Une qualification en Top 14 encore incertaine malgré l’exploit européen
Malgré cette performance européenne, l’UBB reste cinquième du Top 14 et doit encore assurer sa qualification pour les phases finales. Le président du club, Laurent Marti, a exprimé ses craintes quant à l’impact des célébrations sur la fin de saison : « Yannick a complètement échoué ! Les festivités pourraient coûter cher. » Le manager Yannick Bru a toutefois fixé des limites à ses joueurs, évoquant « deux grosses journées de festivités, une troisième pour éteindre l’incendie ».
Le club bordelais a été accueilli en héros à son retour à Bordeaux dimanche 24 mai, avec des milliers de supporters rassemblés pour célébrer ce deuxième titre. Une parade a été organisée au stade Chaban-Delmas, marquant l’entrée de l’UBB dans une nouvelle dimension du rugby européen.
Un bilan européen sans appel, mais des défis nationaux à relever
Avec ce deuxième titre consécutif, l’Union Bordeaux-Bègles confirme son statut de nouvelle puissance du rugby européen. Le club a affiché une régularité impressionnante cette saison, avec une phase de groupes parfaite (20 points sur 20) et des victoires contre des adversaires de premier plan comme Toulouse (30-15 en demi-finale) ou Northampton (50-28 en phase de groupes).
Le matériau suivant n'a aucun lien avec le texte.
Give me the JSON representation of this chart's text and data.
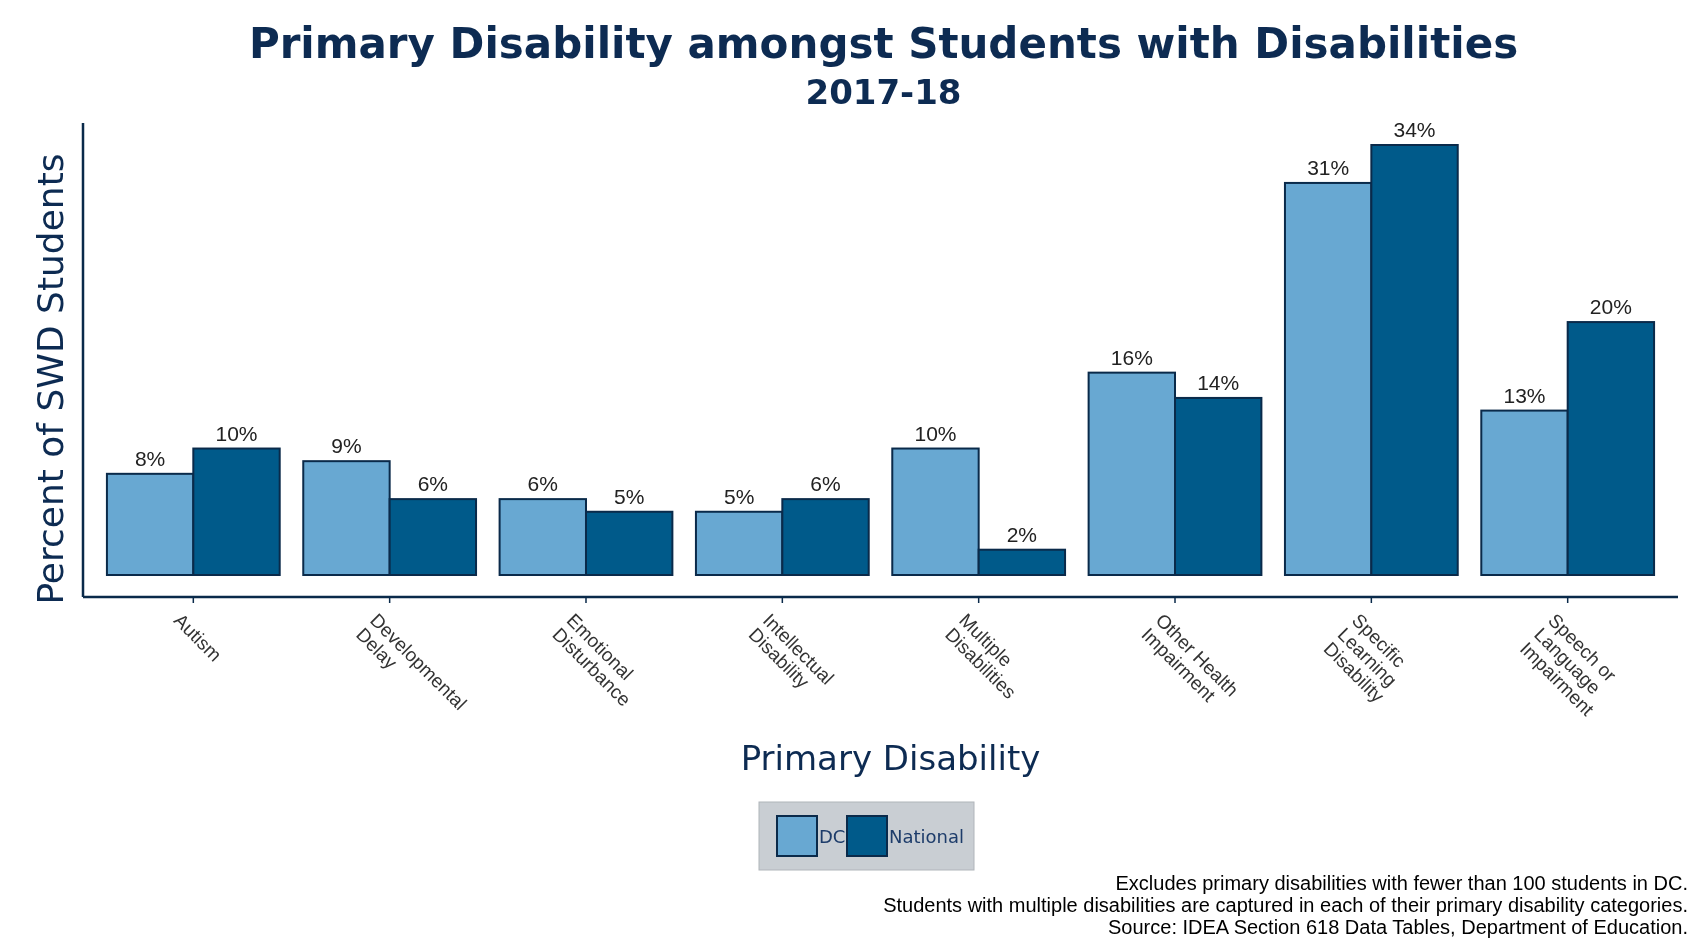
{
  "chart_data": {
    "type": "bar",
    "title": "Primary Disability amongst Students with Disabilities",
    "subtitle": "2017-18",
    "xlabel": "Primary Disability",
    "ylabel": "Percent of SWD Students",
    "categories": [
      "Autism",
      "Developmental\nDelay",
      "Emotional\nDisturbance",
      "Intellectual\nDisability",
      "Multiple\nDisabilities",
      "Other Health\nImpairment",
      "Specific\nLearning\nDisability",
      "Speech or\nLanguage\nImpairment"
    ],
    "series": [
      {
        "name": "DC",
        "color": "#68a8d2",
        "values": [
          8,
          9,
          6,
          5,
          10,
          16,
          31,
          13
        ],
        "value_labels": [
          "8%",
          "9%",
          "6%",
          "5%",
          "10%",
          "16%",
          "31%",
          "13%"
        ]
      },
      {
        "name": "National",
        "color": "#005a8a",
        "values": [
          10,
          6,
          5,
          6,
          2,
          14,
          34,
          20
        ],
        "value_labels": [
          "10%",
          "6%",
          "5%",
          "6%",
          "2%",
          "14%",
          "34%",
          "20%"
        ]
      }
    ],
    "legend": "bottom",
    "grid": false,
    "tick_labels": "x",
    "annotations": [
      "Excludes primary disabilities with fewer than 100 students in DC.",
      "Students with multiple disabilities are captured in each of their primary disability categories.",
      "Source: IDEA Section 618 Data Tables, Department of Education."
    ]
  }
}
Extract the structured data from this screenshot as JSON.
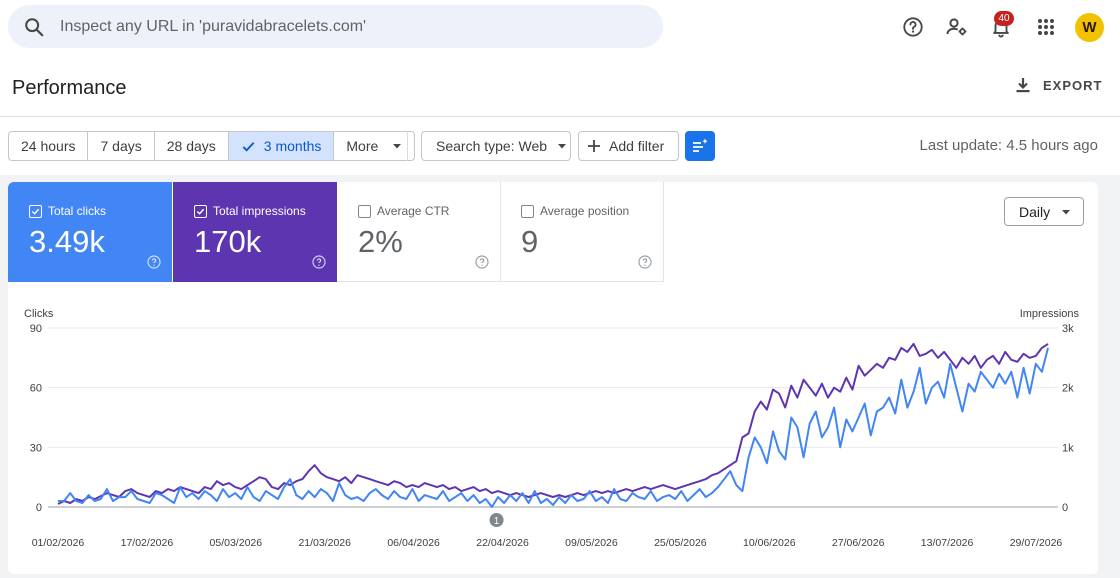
{
  "search": {
    "placeholder": "Inspect any URL in 'puravidabracelets.com'"
  },
  "topbar": {
    "notifications_count": "40",
    "avatar_initial": "W"
  },
  "header": {
    "title": "Performance",
    "export_label": "EXPORT"
  },
  "date_filters": {
    "options": [
      "24 hours",
      "7 days",
      "28 days",
      "3 months",
      "More"
    ],
    "selected": "3 months"
  },
  "filters": {
    "search_type": "Search type: Web",
    "add_filter": "Add filter",
    "last_update": "Last update: 4.5 hours ago"
  },
  "metrics": {
    "clicks": {
      "label": "Total clicks",
      "value": "3.49k",
      "checked": true,
      "color": "#4285f4"
    },
    "impressions": {
      "label": "Total impressions",
      "value": "170k",
      "checked": true,
      "color": "#5e35b1"
    },
    "ctr": {
      "label": "Average CTR",
      "value": "2%",
      "checked": false
    },
    "position": {
      "label": "Average position",
      "value": "9",
      "checked": false
    }
  },
  "granularity": "Daily",
  "chart_data": {
    "type": "line",
    "left_axis": {
      "label": "Clicks",
      "ticks": [
        "90",
        "60",
        "30",
        "0"
      ],
      "range": [
        0,
        90
      ]
    },
    "right_axis": {
      "label": "Impressions",
      "ticks": [
        "3k",
        "2k",
        "1k",
        "0"
      ],
      "range": [
        0,
        3000
      ]
    },
    "x_ticks": [
      "01/02/2026",
      "17/02/2026",
      "05/03/2026",
      "21/03/2026",
      "06/04/2026",
      "22/04/2026",
      "09/05/2026",
      "25/05/2026",
      "10/06/2026",
      "27/06/2026",
      "13/07/2026",
      "29/07/2026"
    ],
    "annotation": {
      "label": "1",
      "date": "22/04/2026"
    },
    "grid": true,
    "series": [
      {
        "name": "Clicks",
        "axis": "left",
        "color": "#4285f4",
        "values": [
          3,
          3,
          7,
          3,
          2,
          6,
          3,
          4,
          9,
          3,
          5,
          5,
          8,
          4,
          3,
          2,
          7,
          6,
          4,
          2,
          10,
          5,
          7,
          4,
          8,
          6,
          3,
          9,
          5,
          7,
          4,
          10,
          5,
          3,
          8,
          6,
          4,
          10,
          14,
          6,
          4,
          8,
          5,
          9,
          7,
          3,
          12,
          6,
          4,
          5,
          3,
          7,
          9,
          6,
          4,
          8,
          5,
          4,
          9,
          3,
          6,
          5,
          4,
          8,
          3,
          5,
          7,
          3,
          6,
          2,
          4,
          0,
          5,
          2,
          6,
          3,
          7,
          2,
          8,
          2,
          4,
          1,
          5,
          2,
          6,
          3,
          4,
          8,
          3,
          5,
          2,
          9,
          4,
          3,
          7,
          5,
          4,
          8,
          3,
          5,
          6,
          4,
          8,
          3,
          6,
          9,
          5,
          7,
          10,
          14,
          18,
          11,
          8,
          25,
          35,
          30,
          22,
          38,
          28,
          24,
          45,
          40,
          25,
          42,
          48,
          35,
          40,
          50,
          30,
          44,
          38,
          45,
          52,
          36,
          48,
          50,
          55,
          47,
          64,
          50,
          58,
          70,
          52,
          60,
          63,
          55,
          72,
          60,
          48,
          62,
          58,
          68,
          64,
          60,
          67,
          62,
          68,
          55,
          70,
          57,
          72,
          68,
          80
        ]
      },
      {
        "name": "Impressions",
        "axis": "right",
        "color": "#5e35b1",
        "values": [
          50,
          100,
          67,
          133,
          100,
          167,
          133,
          183,
          233,
          200,
          167,
          267,
          300,
          233,
          200,
          167,
          267,
          233,
          300,
          267,
          333,
          300,
          267,
          233,
          333,
          300,
          433,
          367,
          400,
          333,
          300,
          367,
          433,
          500,
          467,
          333,
          300,
          400,
          367,
          433,
          467,
          600,
          700,
          567,
          500,
          467,
          433,
          500,
          400,
          533,
          500,
          467,
          433,
          400,
          367,
          433,
          400,
          333,
          367,
          333,
          400,
          367,
          333,
          367,
          300,
          333,
          267,
          300,
          333,
          267,
          300,
          233,
          267,
          233,
          200,
          233,
          200,
          167,
          200,
          233,
          200,
          167,
          200,
          167,
          200,
          233,
          200,
          233,
          267,
          233,
          267,
          233,
          267,
          300,
          267,
          300,
          333,
          300,
          333,
          367,
          333,
          300,
          333,
          367,
          400,
          433,
          467,
          533,
          567,
          633,
          700,
          767,
          1167,
          1233,
          1600,
          1767,
          1633,
          1967,
          1900,
          1667,
          2033,
          1833,
          2133,
          2000,
          1867,
          2067,
          1833,
          2000,
          1933,
          2167,
          1967,
          2367,
          2200,
          2300,
          2400,
          2333,
          2500,
          2467,
          2667,
          2600,
          2733,
          2533,
          2567,
          2633,
          2500,
          2600,
          2467,
          2333,
          2500,
          2400,
          2533,
          2333,
          2467,
          2533,
          2400,
          2600,
          2467,
          2433,
          2567,
          2500,
          2533,
          2667,
          2733
        ]
      }
    ]
  }
}
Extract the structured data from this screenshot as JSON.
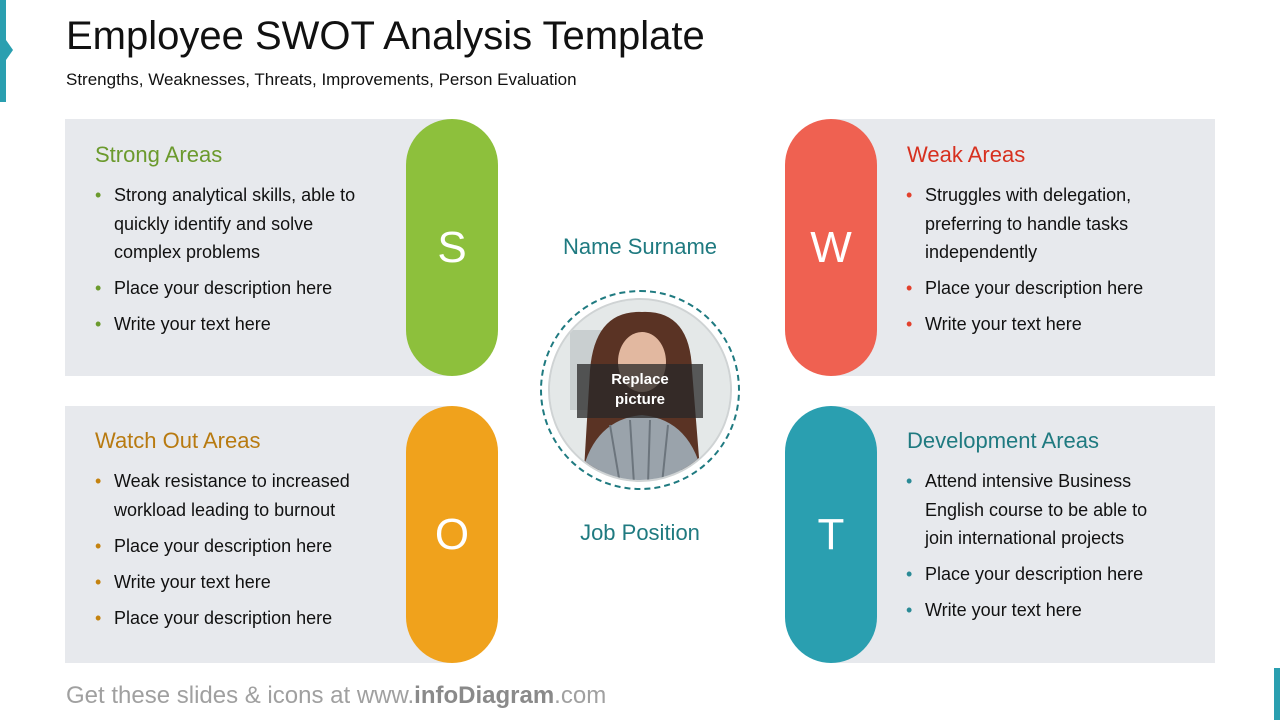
{
  "header": {
    "title": "Employee SWOT Analysis Template",
    "subtitle": "Strengths, Weaknesses, Threats, Improvements, Person Evaluation"
  },
  "quadrants": [
    {
      "letter": "S",
      "heading": "Strong Areas",
      "color": "#8dc03c",
      "heading_color": "#6b9a2d",
      "items": [
        "Strong analytical skills, able to quickly identify and solve complex problems",
        "Place your description here",
        "Write your text here"
      ]
    },
    {
      "letter": "W",
      "heading": "Weak Areas",
      "color": "#ef6151",
      "heading_color": "#d7301f",
      "items": [
        "Struggles with delegation, preferring to handle tasks independently",
        "Place your description here",
        "Write your text here"
      ]
    },
    {
      "letter": "O",
      "heading": "Watch Out Areas",
      "color": "#f0a21c",
      "heading_color": "#b87a10",
      "items": [
        "Weak resistance to increased workload leading to burnout",
        "Place your description here",
        "Write your text here",
        "Place your description here"
      ]
    },
    {
      "letter": "T",
      "heading": "Development Areas",
      "color": "#2a9fb0",
      "heading_color": "#1f7a80",
      "items": [
        "Attend intensive Business English course to be able to join international projects",
        "Place your description here",
        "Write your text here"
      ]
    }
  ],
  "person": {
    "name": "Name Surname",
    "position": "Job Position",
    "photo_label_1": "Replace",
    "photo_label_2": "picture"
  },
  "footer": {
    "prefix": "Get these slides & icons at www.",
    "brand": "infoDiagram",
    "suffix": ".com"
  }
}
Cependant, la fin de saison en Top 14 s’annonce tendue. Cinquièmes au classement, les Girondins doivent encore jouer deux matchs pour valider leur place en phases finales. Les célébrations, bien que méritées, pourraient peser sur la concentration des joueurs dans les prochains jours. Yannick Bru a insisté sur la nécessité de « passer à autre chose rapidement » pour ne pas compromettre la fin de saison.
La performance de l’UBB s’inscrit dans une domination française sur le rugby européen, avec six titres consécutifs remportés par des clubs du Top 14. Le club bordelais, longtemps considéré comme un outsider, a désormais rejoint le cercle des grands, avec une équipe jeune et talentueuse capable de rivaliser avec les meilleures formations du continent.